Page 156 - Gobierno ivisible
P. 156

Date: 4/5/2011                                                                                Page: 156 of 237



            The CIA cover firm was listed this way in the 1963-64 telephone book:

            Zenith Technical Enterprises, Inc., Univ. of Miami South Campus Perrine 238-3311


            In true Ian Fleming fashion, the CIA cover office listed no precise address -- the university south campus is a big
            place. It can be revealed, however, without imperiling national security, that the CIA has been operating from
            Building 25. (Perrine, incidentally, is the home town of Allen Lawrence Pope, the pilot who flew for the CIA in
            Indonesia. )


            The CIA has operated under at least three other commercial cover umbrellas in Miami -- the Double-Chek
            Corporation, previously mentioned, the Gibraltar Steamship Corporation and the Vanguard Service
            Corporation, which will be dealt with separately in another chapter.

            The point of all this is that the CIA is not simply an agency that gathers foreign intelligence for the United
            States in far-off corners of the globe.* It is deeply involved in many diverse, clandestine activities right here
            in the United States in at least twenty metropolitan areas. It can and does appear in many guises and under
            many names -- Zenith, Double-Chek, Gibraltar Steamship and Vanguard in one city alone.

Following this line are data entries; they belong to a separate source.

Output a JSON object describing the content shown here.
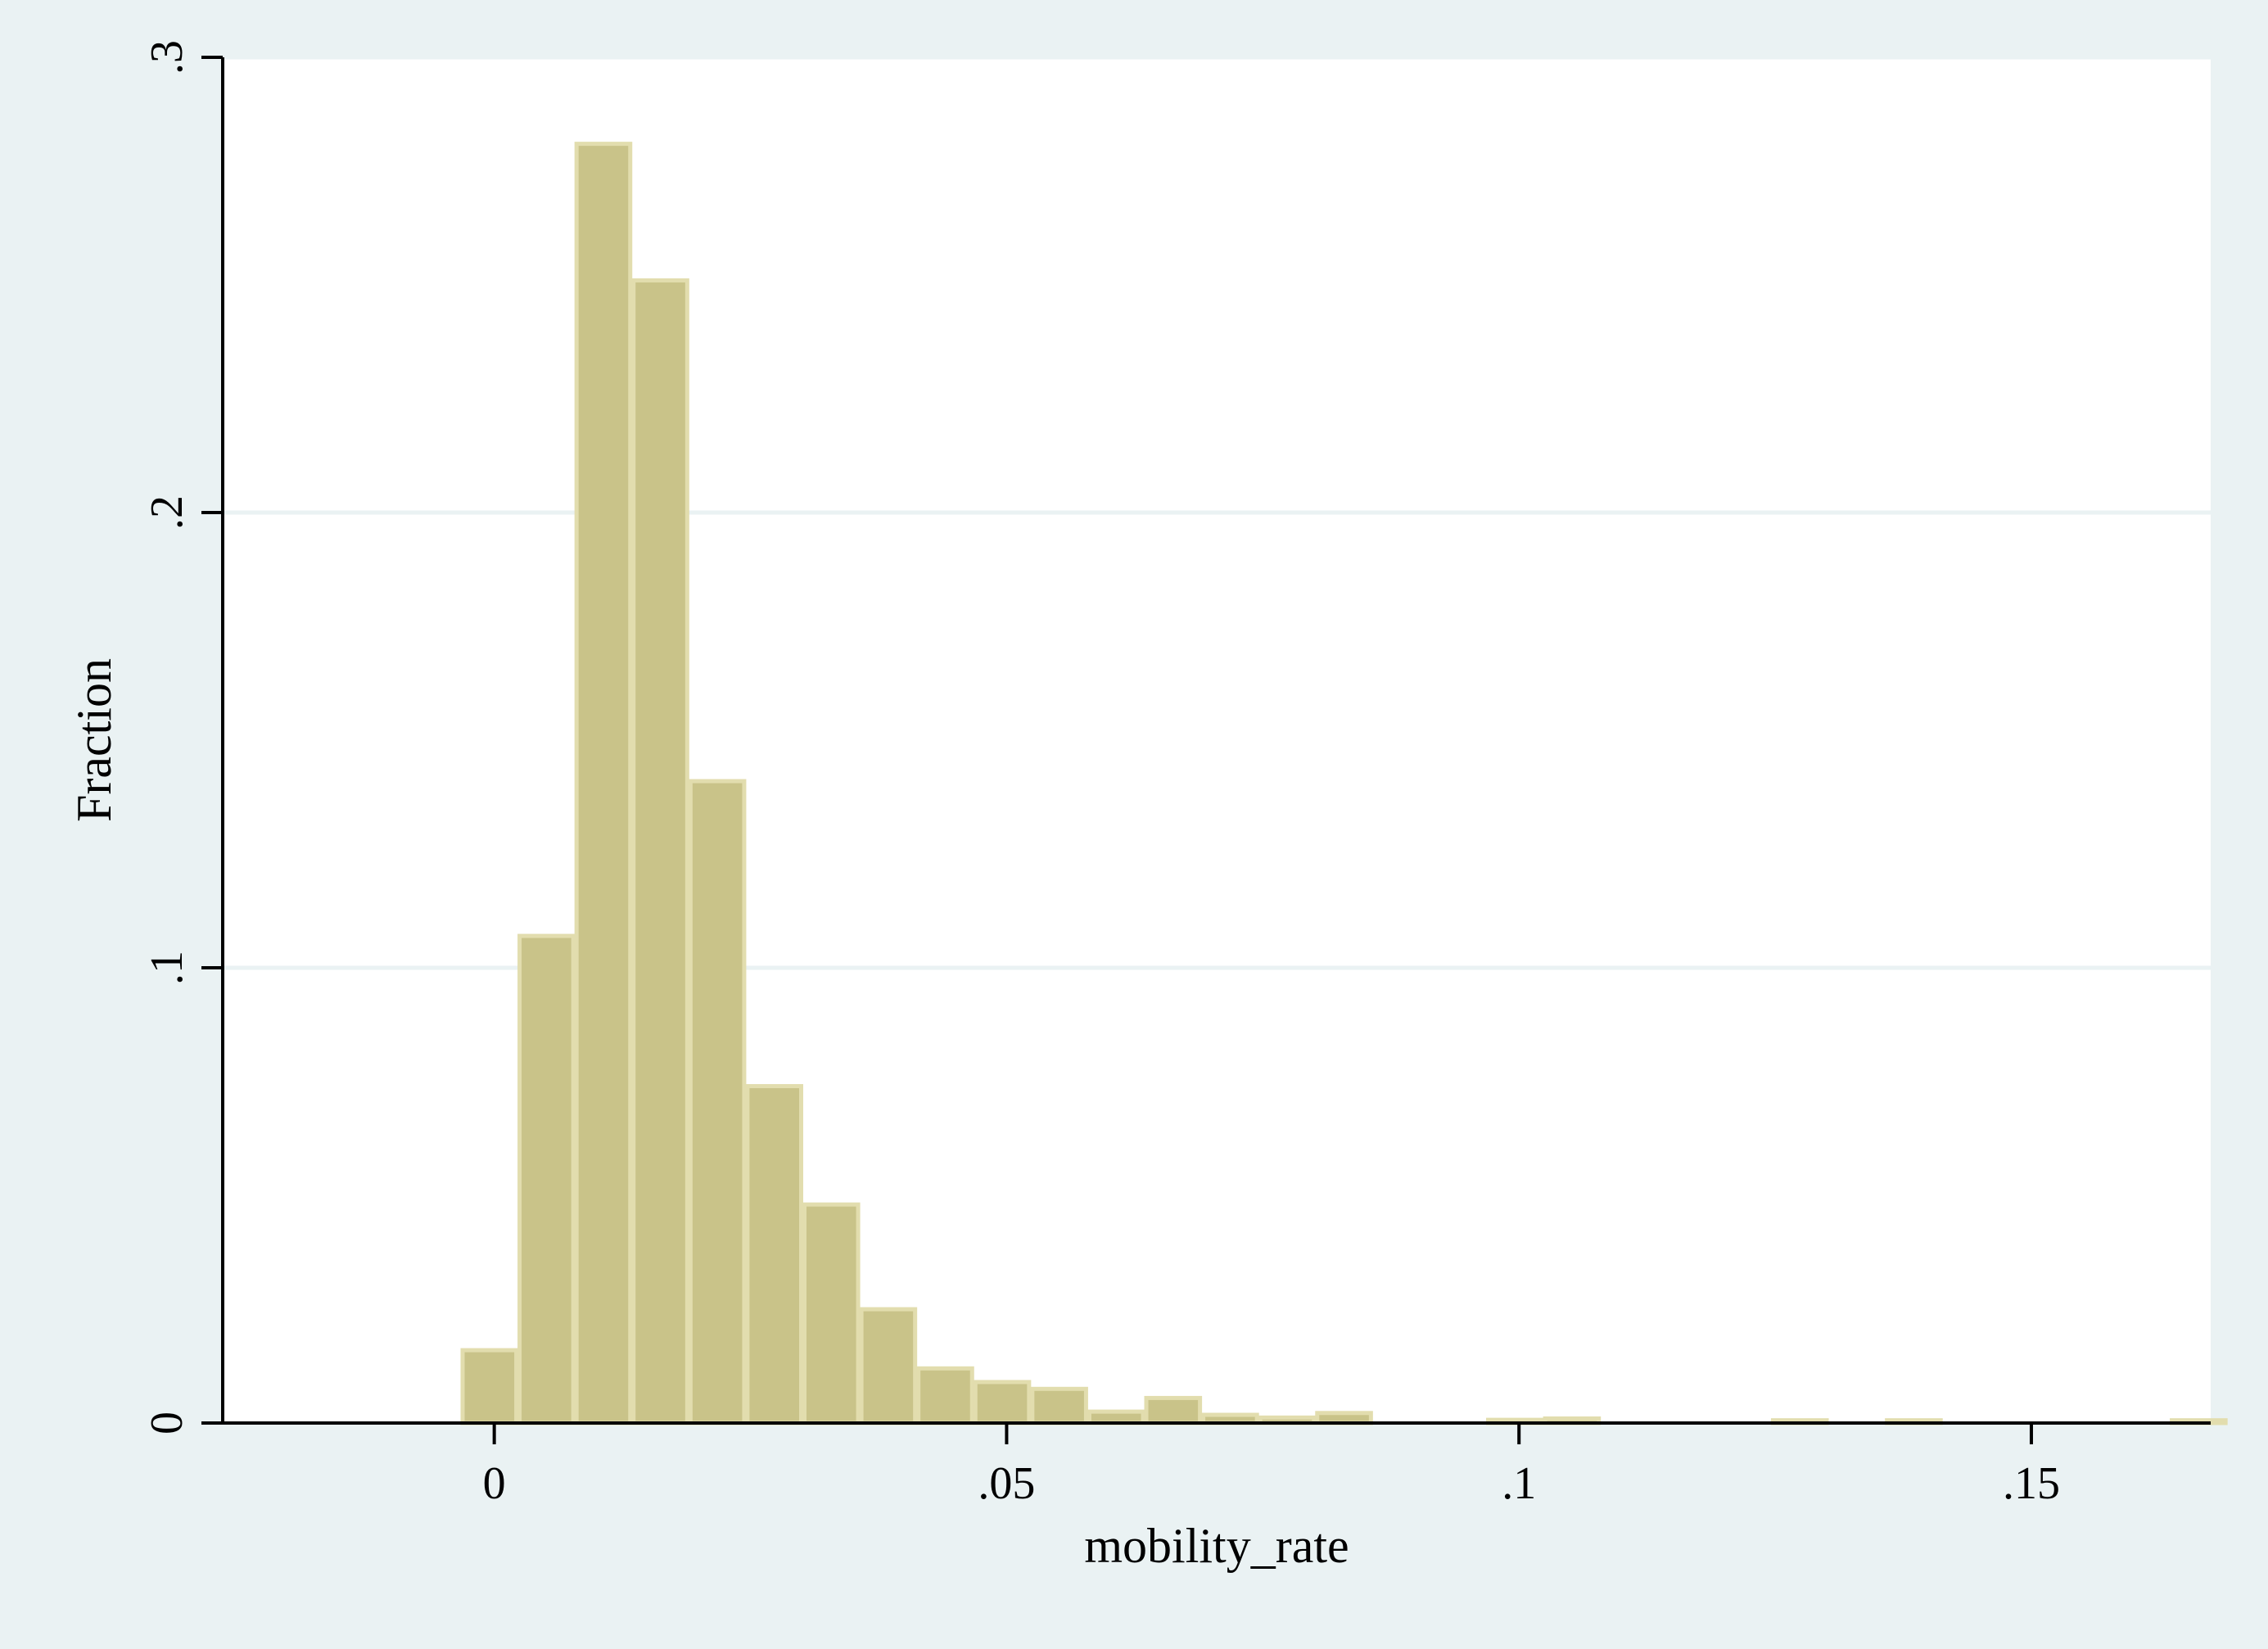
{
  "colors": {
    "background": "#eaf2f3",
    "plot_background": "#ffffff",
    "bar_fill": "#c9c389",
    "bar_outline": "#e2ddae",
    "gridline": "#eaf2f3",
    "axis": "#000000"
  },
  "chart_data": {
    "type": "bar",
    "subtype": "histogram",
    "title": "",
    "xlabel": "mobility_rate",
    "ylabel": "Fraction",
    "xlim": [
      -0.0265,
      0.1675
    ],
    "ylim": [
      0,
      0.3
    ],
    "grid": "horizontal",
    "x_ticks": [
      {
        "value": 0,
        "label": "0"
      },
      {
        "value": 0.05,
        "label": ".05"
      },
      {
        "value": 0.1,
        "label": ".1"
      },
      {
        "value": 0.15,
        "label": ".15"
      }
    ],
    "y_ticks": [
      {
        "value": 0,
        "label": "0"
      },
      {
        "value": 0.1,
        "label": ".1"
      },
      {
        "value": 0.2,
        "label": ".2"
      },
      {
        "value": 0.3,
        "label": ".3"
      }
    ],
    "bin_width": 0.00556,
    "bin_edges_start": -0.00325,
    "values": [
      0.016,
      0.107,
      0.281,
      0.251,
      0.141,
      0.074,
      0.048,
      0.025,
      0.012,
      0.009,
      0.0075,
      0.0025,
      0.0055,
      0.0018,
      0.0012,
      0.0022,
      0,
      0,
      0.0007,
      0.001,
      0,
      0,
      0,
      0.0006,
      0,
      0.0006,
      0,
      0,
      0,
      0,
      0.0006
    ]
  }
}
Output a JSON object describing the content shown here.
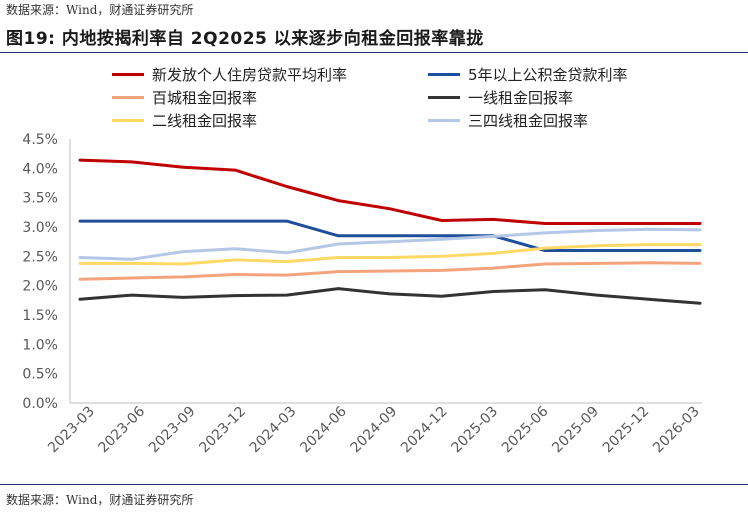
{
  "source_top": "数据来源：Wind，财通证券研究所",
  "title": "图19: 内地按揭利率自 2Q2025 以来逐步向租金回报率靠拢",
  "source_bottom": "数据来源：Wind，财通证券研究所",
  "chart_data": {
    "type": "line",
    "title": "图19: 内地按揭利率自 2Q2025 以来逐步向租金回报率靠拢",
    "xlabel": "",
    "ylabel": "",
    "ylim": [
      0,
      4.5
    ],
    "yticks": [
      "0.0%",
      "0.5%",
      "1.0%",
      "1.5%",
      "2.0%",
      "2.5%",
      "3.0%",
      "3.5%",
      "4.0%",
      "4.5%"
    ],
    "grid": false,
    "legend_position": "top",
    "categories": [
      "2023-03",
      "2023-06",
      "2023-09",
      "2023-12",
      "2024-03",
      "2024-06",
      "2024-09",
      "2024-12",
      "2025-03",
      "2025-06",
      "2025-09",
      "2025-12",
      "2026-03"
    ],
    "series": [
      {
        "name": "新发放个人住房贷款平均利率",
        "color": "#c00000",
        "values": [
          4.14,
          4.11,
          4.02,
          3.97,
          3.69,
          3.45,
          3.31,
          3.11,
          3.13,
          3.06,
          3.06,
          3.06,
          3.06
        ]
      },
      {
        "name": "5年以上公积金贷款利率",
        "color": "#1f4e9a",
        "values": [
          3.1,
          3.1,
          3.1,
          3.1,
          3.1,
          2.85,
          2.85,
          2.85,
          2.85,
          2.6,
          2.6,
          2.6,
          2.6
        ]
      },
      {
        "name": "百城租金回报率",
        "color": "#f4a47c",
        "values": [
          2.11,
          2.13,
          2.15,
          2.19,
          2.18,
          2.24,
          2.25,
          2.26,
          2.3,
          2.37,
          2.38,
          2.39,
          2.38
        ]
      },
      {
        "name": "一线租金回报率",
        "color": "#333333",
        "values": [
          1.77,
          1.84,
          1.8,
          1.83,
          1.84,
          1.95,
          1.86,
          1.82,
          1.9,
          1.93,
          1.84,
          1.77,
          1.7
        ]
      },
      {
        "name": "二线租金回报率",
        "color": "#ffd966",
        "values": [
          2.38,
          2.38,
          2.37,
          2.44,
          2.41,
          2.48,
          2.48,
          2.5,
          2.55,
          2.64,
          2.68,
          2.7,
          2.7
        ]
      },
      {
        "name": "三四线租金回报率",
        "color": "#b4c7e7",
        "values": [
          2.48,
          2.45,
          2.58,
          2.63,
          2.56,
          2.71,
          2.75,
          2.79,
          2.84,
          2.9,
          2.94,
          2.96,
          2.95
        ]
      }
    ]
  }
}
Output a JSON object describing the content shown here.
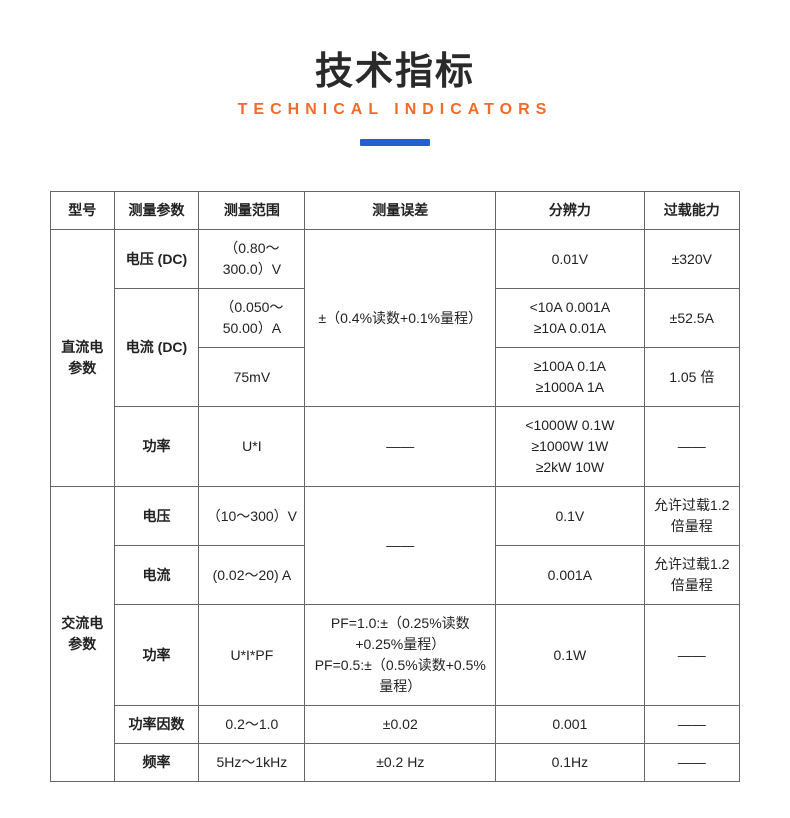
{
  "header": {
    "title_cn": "技术指标",
    "title_en": "TECHNICAL INDICATORS"
  },
  "colors": {
    "title_cn": "#2a2a2a",
    "title_en": "#f26b2a",
    "bar": "#2060d0",
    "border": "#666666",
    "text": "#222222",
    "background": "#ffffff"
  },
  "table": {
    "columns": [
      "型号",
      "测量参数",
      "测量范围",
      "测量误差",
      "分辨力",
      "过载能力"
    ],
    "sections": [
      {
        "model": "直流电参数",
        "rows": [
          {
            "param": "电压 (DC)",
            "range": "（0.80～300.0）V",
            "error_merge": "±（0.4%读数+0.1%量程）",
            "resolution": "0.01V",
            "overload": "±320V"
          },
          {
            "param": "电流 (DC)",
            "range_a": "（0.050～50.00）A",
            "range_b": "75mV",
            "resolution_a": "<10A 0.001A\n≥10A 0.01A",
            "resolution_b": "≥100A 0.1A\n≥1000A   1A",
            "overload_a": "±52.5A",
            "overload_b": "1.05 倍"
          },
          {
            "param": "功率",
            "range": "U*I",
            "error": "——",
            "resolution": "<1000W   0.1W\n≥1000W   1W\n≥2kW       10W",
            "overload": "——"
          }
        ]
      },
      {
        "model": "交流电参数",
        "rows": [
          {
            "param": "电压",
            "range": "（10～300）V",
            "error_merge": "——",
            "resolution": "0.1V",
            "overload": "允许过载1.2 倍量程"
          },
          {
            "param": "电流",
            "range": "(0.02～20) A",
            "resolution": "0.001A",
            "overload": "允许过载1.2 倍量程"
          },
          {
            "param": "功率",
            "range": "U*I*PF",
            "error": "PF=1.0:±（0.25%读数+0.25%量程）\nPF=0.5:±（0.5%读数+0.5%量程）",
            "resolution": "0.1W",
            "overload": "——"
          },
          {
            "param": "功率因数",
            "range": "0.2～1.0",
            "error": "±0.02",
            "resolution": "0.001",
            "overload": "——"
          },
          {
            "param": "频率",
            "range": "5Hz～1kHz",
            "error": "±0.2 Hz",
            "resolution": "0.1Hz",
            "overload": "——"
          }
        ]
      }
    ]
  }
}
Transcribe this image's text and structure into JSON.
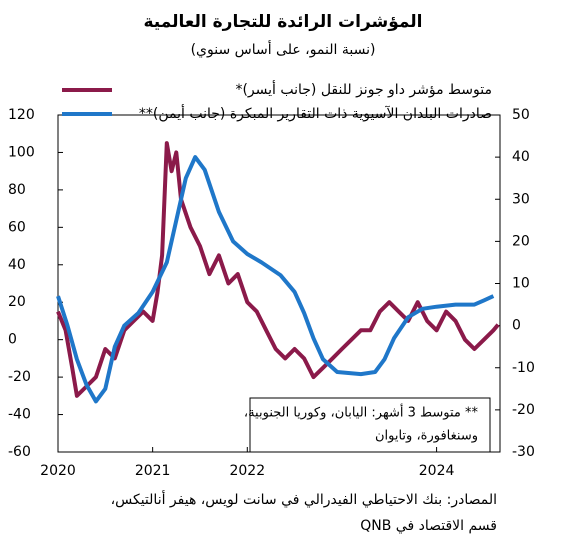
{
  "chart_data": {
    "type": "line",
    "title": "المؤشرات الرائدة للتجارة العالمية",
    "subtitle": "(نسبة النمو، على أساس سنوي)",
    "note": [
      "** متوسط 3 أشهر: اليابان، وكوريا الجنوبية،",
      "وسنغافورة، وتايوان"
    ],
    "source": [
      "المصادر: بنك الاحتياطي الفيدرالي في سانت لويس، هيفر أنالتيكس،",
      "قسم الاقتصاد في QNB"
    ],
    "xlim": [
      2020,
      2024.67
    ],
    "xticks": [
      2020,
      2021,
      2022,
      2024
    ],
    "ylim": [
      -60,
      120
    ],
    "yticks": [
      -60,
      -40,
      -20,
      0,
      20,
      40,
      60,
      80,
      100,
      120
    ],
    "y2lim": [
      -30,
      50
    ],
    "y2ticks": [
      -30,
      -20,
      -10,
      0,
      10,
      20,
      30,
      40,
      50
    ],
    "grid": false,
    "series": [
      {
        "name": "متوسط مؤشر داو جونز للنقل (جانب أيسر)*",
        "color": "#8b1a4a",
        "x": [
          2020,
          2020.08,
          2020.15,
          2020.2,
          2020.3,
          2020.4,
          2020.5,
          2020.6,
          2020.7,
          2020.8,
          2020.9,
          2021,
          2021.05,
          2021.1,
          2021.15,
          2021.2,
          2021.25,
          2021.3,
          2021.4,
          2021.5,
          2021.6,
          2021.7,
          2021.8,
          2021.9,
          2022,
          2022.1,
          2022.2,
          2022.3,
          2022.4,
          2022.5,
          2022.6,
          2022.7,
          2022.8,
          2022.9,
          2023,
          2023.1,
          2023.2,
          2023.3,
          2023.4,
          2023.5,
          2023.6,
          2023.7,
          2023.8,
          2023.9,
          2024,
          2024.1,
          2024.2,
          2024.3,
          2024.4,
          2024.5,
          2024.6,
          2024.65
        ],
        "values": [
          15,
          5,
          -15,
          -30,
          -25,
          -20,
          -5,
          -10,
          5,
          10,
          15,
          10,
          25,
          45,
          105,
          90,
          100,
          75,
          60,
          50,
          35,
          45,
          30,
          35,
          20,
          15,
          5,
          -5,
          -10,
          -5,
          -10,
          -20,
          -15,
          -10,
          -5,
          0,
          5,
          5,
          15,
          20,
          15,
          10,
          20,
          10,
          5,
          15,
          10,
          0,
          -5,
          0,
          5,
          8
        ]
      },
      {
        "name": "صادرات البلدان الآسيوية ذات التقارير المبكرة (جانب أيمن)**",
        "color": "#1f77c9",
        "axis": "y2",
        "x": [
          2020,
          2020.1,
          2020.2,
          2020.3,
          2020.4,
          2020.5,
          2020.6,
          2020.7,
          2020.85,
          2021,
          2021.15,
          2021.25,
          2021.35,
          2021.45,
          2021.55,
          2021.7,
          2021.85,
          2022,
          2022.15,
          2022.35,
          2022.5,
          2022.6,
          2022.7,
          2022.8,
          2022.95,
          2023.2,
          2023.35,
          2023.45,
          2023.55,
          2023.7,
          2023.85,
          2024,
          2024.2,
          2024.4,
          2024.5,
          2024.6
        ],
        "values": [
          7,
          0,
          -8,
          -14,
          -18,
          -15,
          -5,
          0,
          3,
          8,
          15,
          25,
          35,
          40,
          37,
          27,
          20,
          17,
          15,
          12,
          8,
          3,
          -3,
          -8,
          -11,
          -11.5,
          -11,
          -8,
          -3,
          2,
          4,
          4.5,
          5,
          5,
          6,
          7
        ]
      }
    ]
  }
}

            On university campuses and in the great urban centers of America, the foundation, the cultural committee, the
            emigre group, the Cuban exile organization, the foreign-affairs research center, the distinguished publishing house
            specializing in books about Russia, the steamship company, the freedom radio soliciting public contributions, the
            innocent-looking consulting firm -- all may in reality be arms of the Invisible Government. And these examples
            are not idly chosen.

            Whether this state of affairs was intended by Congress when it passed the National Security Act of 1947, or,
            indeed, whether the Congress is even aware of those facts, is another matter entirely.

            The CIA's internal, domestic activities have only rarely surfaced to cause it embarrassment. One noteworthy
            episode took place in Seattle in 1952. A Federal grand jury indicted a travel agent on charges that he had willfully
            given false information to the government to the effect that Owen Lattimore, the Johns Hopkins University Far
            Eastern expert, was planning a trip behind the Iron Curtain. At the time, Lattimore was under attack by Senator
            Joseph R. McCarthy of Wisconsin.


            The Finnish-born defendant in the case, Harry A. Jarvinen, worked for the Where-to-Go Travel Agency in Seattle.
            Jarvinen's attorney, Gerald Shucklin, explained that his client "did make some statement at a social
            gathering when he was a bit tipsy and a Central Intelligence agent was there."

            Jarvinen's tip to the CIA reached the State Department on May 26, 1952, and on June 11 the department
            issued a "stop order" barring Lattimore from leaving the country. After Jarvinen was indicted, the State
            Department apologized profusely to Lattimore.


            But three months later the two CIA agents involved, Wayne Richardson and Miller Holland, refused on
            security grounds to testify in Federal Court at Jarvinen's trial. Jarvinen was acquitted.

            Federal Judge William J. Lindberg sentenced the two CIA men to fifteen days in prison for contempt of
            court. The government, the judge noted tartly, had initiated a prosecution against a citizen with one hand
            and thwarted it with the other.